I was trying to remember if the pillar boxes were always green even when the vans and PT colours were orange. But I couldn't remember!

Monday, 31 May 2010

More post-rain photos

Just a few more photos from Saturday - including one poor very waterlogged bumblebee.




This plant was so full of water around the stem - almost two inches. The pair of opposing leaves grows as one piece from the stem, and then splits into two, so it makes a perfect water container.


Poor bedraggled Mr. Bee


Sunday was much better weather. Plan A had been to do the Cliff Walk from Bray to Greystones, but I think C is still getting over his abscess, infection and two lots of antibiotics, so for a less energetic plan B we went to Mount Usher gardens, taking advantage of being so much nearer than usual. Still haven't uploaded my photos, so they will follow later on this week. I was so pleased that we got to see the Handkerchief Trees in flower, I haven't managed that for more than twenty years.

Saturday, 29 May 2010

Sunshine After the Rain

Last Saturday was shorts, suntan lotion and sitting on the beach catching up with friends. This Saturday was umbrellas, raincoats and lighting the fire! That's a real treat, as we don't have an open fire at home; it's not exactly an open fire here, being a wood-burning stove, but it still smells just as good. When the rain had dwindled to just a fine mist and the sun came out, the garden was so full of photo-ops that I'll have to make two posts, one today and one tomorrow. We were standing by the pond at one stage when C felt something jump against his leg - a minute later and we spotted a big frog taking a dive into the pond. There are still tadpoles too, which I would have thought was late in a normal summer.

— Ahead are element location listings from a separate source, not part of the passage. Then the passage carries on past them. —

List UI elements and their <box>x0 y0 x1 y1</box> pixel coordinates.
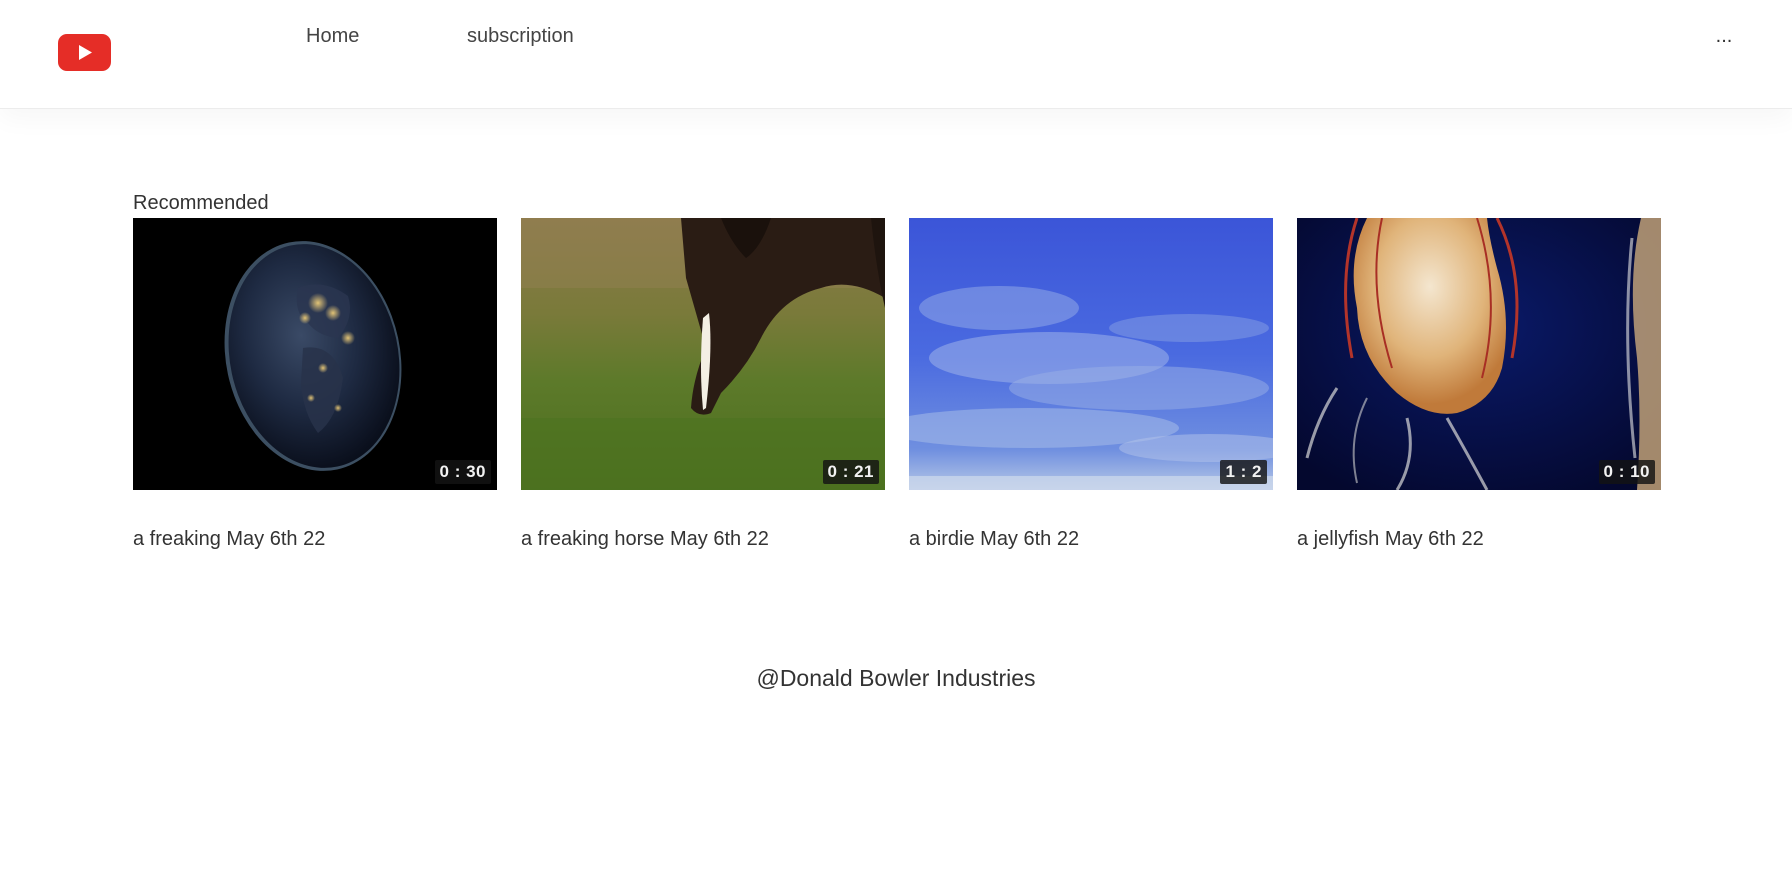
video-title[interactable]: a birdie May 6th 22 <box>909 526 1079 552</box>
recommended-heading: Recommended <box>133 192 269 214</box>
video-card[interactable]: 0 : 10 a jellyfish May 6th 22 <box>1297 218 1661 550</box>
video-thumbnail-sky[interactable]: 1 : 2 <box>909 218 1273 490</box>
video-duration-badge: 0 : 30 <box>434 460 491 484</box>
video-title[interactable]: a freaking horse May 6th 22 <box>521 526 769 552</box>
video-thumbnail-jellyfish[interactable]: 0 : 10 <box>1297 218 1661 490</box>
more-options-icon[interactable]: ... <box>1713 26 1735 46</box>
youtube-logo-icon[interactable] <box>58 34 111 71</box>
video-grid: 0 : 30 a freaking May 6th 22 0: 21 a fr… <box>133 218 1661 558</box>
video-duration-badge: 0 : 10 <box>1598 460 1655 484</box>
video-card[interactable]: 0 : 21 a freaking horse May 6th 22 <box>521 218 885 550</box>
nav-subscription-link[interactable]: subscription <box>467 23 574 49</box>
video-thumbnail-earth[interactable]: 0 : 30 <box>133 218 497 490</box>
video-card[interactable]: 1 : 2 a birdie May 6th 22 <box>909 218 1273 550</box>
footer-copyright: @Donald Bowler Industries <box>756 665 1036 691</box>
video-title[interactable]: a freaking May 6th 22 <box>133 526 325 552</box>
video-duration-badge: 1 : 2 <box>1220 460 1267 484</box>
video-duration-badge: 0 : 21 <box>822 460 879 484</box>
video-card[interactable]: 0 : 30 a freaking May 6th 22 <box>133 218 497 550</box>
nav-home-link[interactable]: Home <box>306 23 359 49</box>
top-header: Home subscription ... <box>0 0 1792 109</box>
video-thumbnail-horse[interactable]: 0 : 21 <box>521 218 885 490</box>
video-title[interactable]: a jellyfish May 6th 22 <box>1297 526 1484 552</box>
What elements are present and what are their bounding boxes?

Goodness, I'll be glad to get back to the GIMP for my editing next week. For some peculiar reason Photofiltre, which was what I had previously installed on my aunt's PC for easy resizing when she wants to email photos, changes all my photos to 314dpi, and I don't understand the options for editing colour and contrast. So it's lucky these all came out of the camera ready to go.

Friday, 28 May 2010

Bits and Pieces

Bella is our other charge this week. Another rescue dog, but she must have a lot of Rottweiler in her. She's as beautiful, in looks and nature, as her name suggests, although now she's getting to be an old lady and a bit stiff and slow.


The bracken is growing just beside one of the water-features in the garden, and was beautifully backlit the other night.


We haven't seen many birds apart from starlings and sparrows - a great tit, that's about it. One of the bird feeders is almost totally hidden in a tree now that the leaves have grown, and it's funny to see the sparrows flying in to the tree, then a whole lot of rustling leaves and out they fly again. When we were out last night we saw swifts nesting in the eaves of a house down the road. To make up for the lack of variety outside my aunt has a whole bunch of bird pictures and sculptures and figures, including this little robin. You can see how thick the house walls are.


This Old Man cactus is certainly old enough - I can remember it in my grandmother's house, and she died when I was eleven! It was only a few inches tall back then.